Take your "Exciting" films category, for instance. The keywords for inclusion seem to be "bombs", "terrorism", "explosions" and such like. No disrespect to Fireman Sam: The Great Fire of PontyPandy, in which Norman and Derek "accidentally create a raging wildfire", but when I look at my "Exciting" list, I feel jaded.

I'll tell you what excites me: Chalet Girl. Will poor Alpine novice Felicity Jones triumph against the odds, win the snowboarding competition and get to slalom off-piste with rich Ed Westwick? It's the definition of predictable thrill. But I notice you haven't got Chalet Girl in your movie catalogue. If you did, I'd categorise it as "Romantic British Underdog Film with a Bill Nighy Cameo".

On my own UK/Ireland service, you tend to stick to categories with single adjectives such as “gritty”, “cerebral” and “dark”, and I’m presuming your new tagger (me) will pave the way for the more specific “micro-genres” I hear you offer other customers. My advice is to play to your strengths. It’s no use recommending I watch Academy Award-Winning Films – I’ve seen the ones I want to see. What you need is categories such as “Picked Up a Surprise Golden Globe Nomination for Musical or Comedy”, “Documentaries Shunned by your Local Multiplex” and – in recognition of your laptop/tablet audience – “Films Teenagers Can’t Watch with their Parents in the Room”.

My other proposed categories include "TV Dramas Marketed as Being the New Mad Men But Weren't", "Films in which Michael Fassbender is Brilliant at Being Evil" and "Oh My God, Why Does 1999 Look Like Another Epoch Already".

I definitely have the passion for TV you want – right now, I'm thinking of starting a "Get Martin Back in The Bridge" petition – and as luck would have it, I also have one of those film degrees you specify. But the most important thing you need to know about me is that yes, I have seen the original House of Cards. I'm old enough to have watched it when it first went out in 1990 on BBC One (one of those old-school linear broadcast channels you're pensioning off), but young enough to have been haunted for the rest of the decade by Ian Richardson saying "Mattie" in an admonishing tone.
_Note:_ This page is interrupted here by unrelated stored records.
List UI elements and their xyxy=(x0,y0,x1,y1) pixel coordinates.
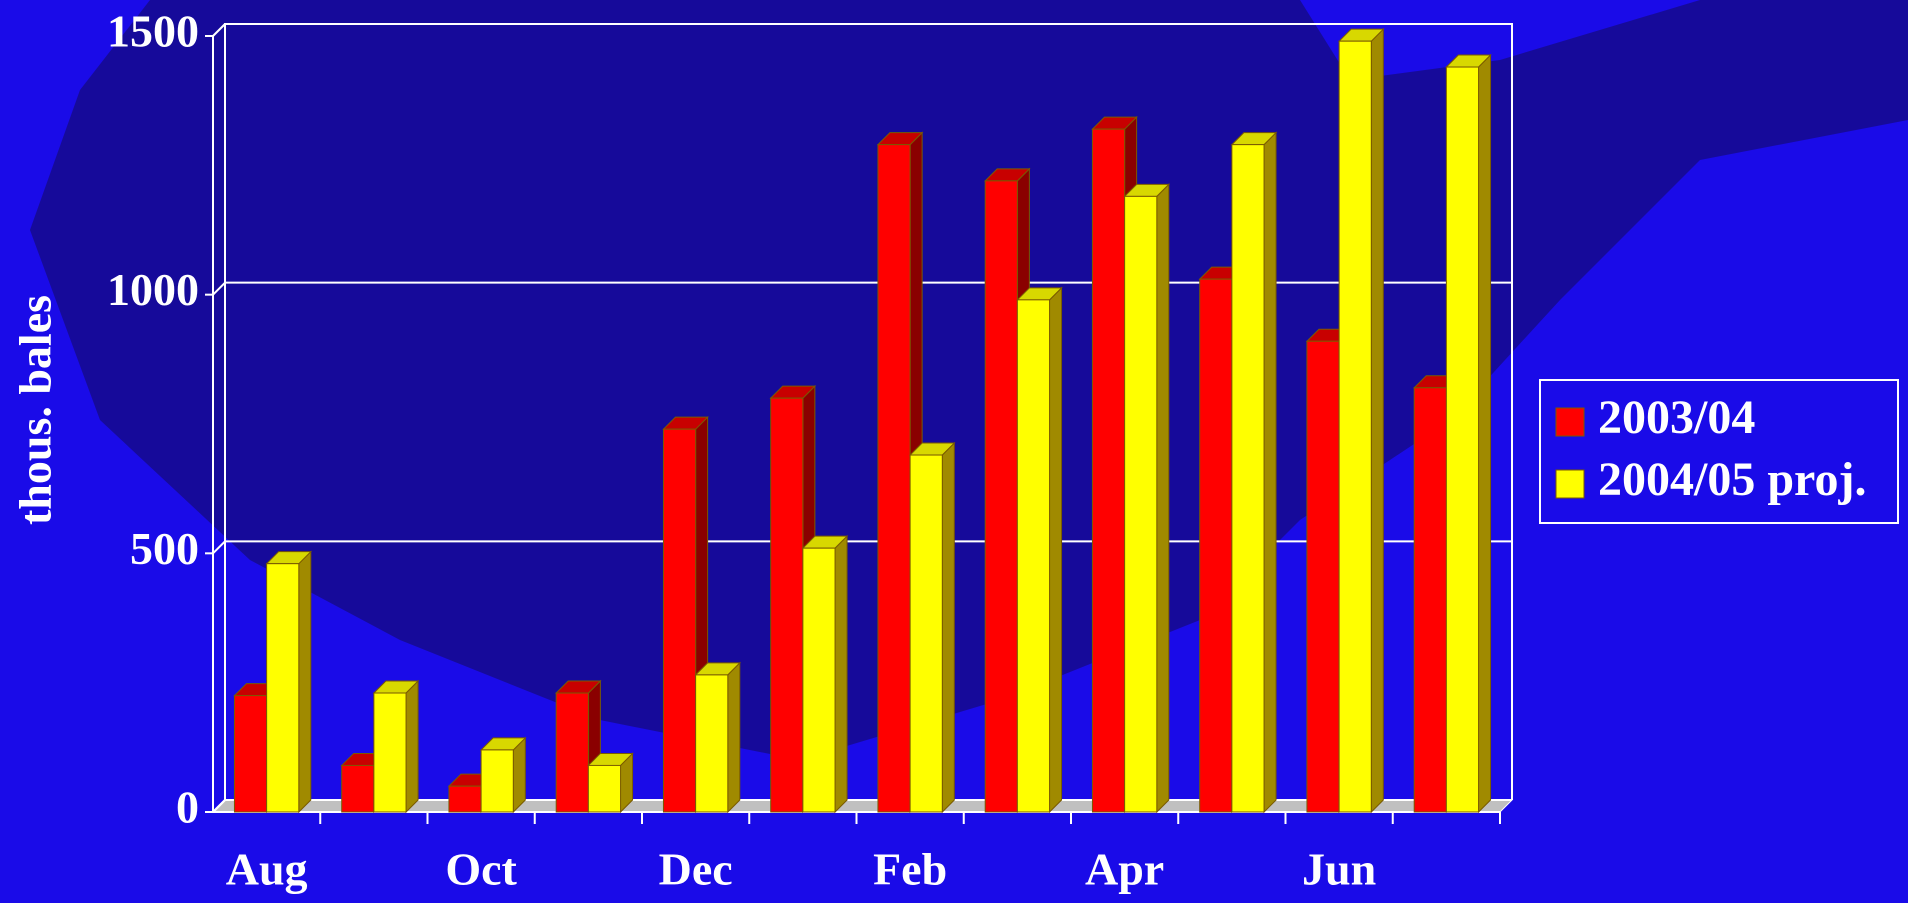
bar xyxy=(341,764,375,813)
bar xyxy=(233,695,268,813)
bar xyxy=(1091,128,1126,813)
bar xyxy=(373,692,407,813)
bar xyxy=(1016,299,1051,813)
bar xyxy=(480,749,514,813)
bar xyxy=(909,454,943,813)
bar-side xyxy=(512,736,526,814)
bar xyxy=(984,180,1018,813)
map-shape xyxy=(30,0,1908,760)
x-tick-label: Jun xyxy=(1302,844,1376,895)
legend-label: 2004/05 proj. xyxy=(1598,453,1866,506)
bar-side xyxy=(298,550,312,814)
y-axis-label: thous. bales xyxy=(10,295,61,525)
x-tick-label: Aug xyxy=(226,844,308,895)
bar xyxy=(1199,278,1233,813)
bar xyxy=(1306,340,1340,813)
bar xyxy=(266,563,300,813)
bar xyxy=(1445,66,1480,813)
legend-label: 2003/04 xyxy=(1598,391,1755,444)
x-tick-label: Dec xyxy=(659,844,733,895)
bar xyxy=(448,785,482,813)
bar-side xyxy=(1370,27,1384,814)
bar xyxy=(770,397,804,813)
y-tick-label: 1000 xyxy=(107,264,199,315)
bar-side xyxy=(405,679,419,814)
x-tick-label: Oct xyxy=(445,844,517,895)
y-tick-label: 1500 xyxy=(107,6,199,57)
bar xyxy=(1338,40,1372,813)
bar xyxy=(695,674,729,813)
bar xyxy=(1231,144,1265,813)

I would like to conclude this job application with a question. When you say you want your tagger (me) to watch all your content, "from end-to-end", does that include Adam Sandler movies? Can't we just tag them "Popular on Facebook" and leave it at that? I would also like your permission to mute the opening credits to Orange is the New Black. Its theme tune is torturous – as I expect being a Netflix tagger would be after the first week. So it's just like every other job, then.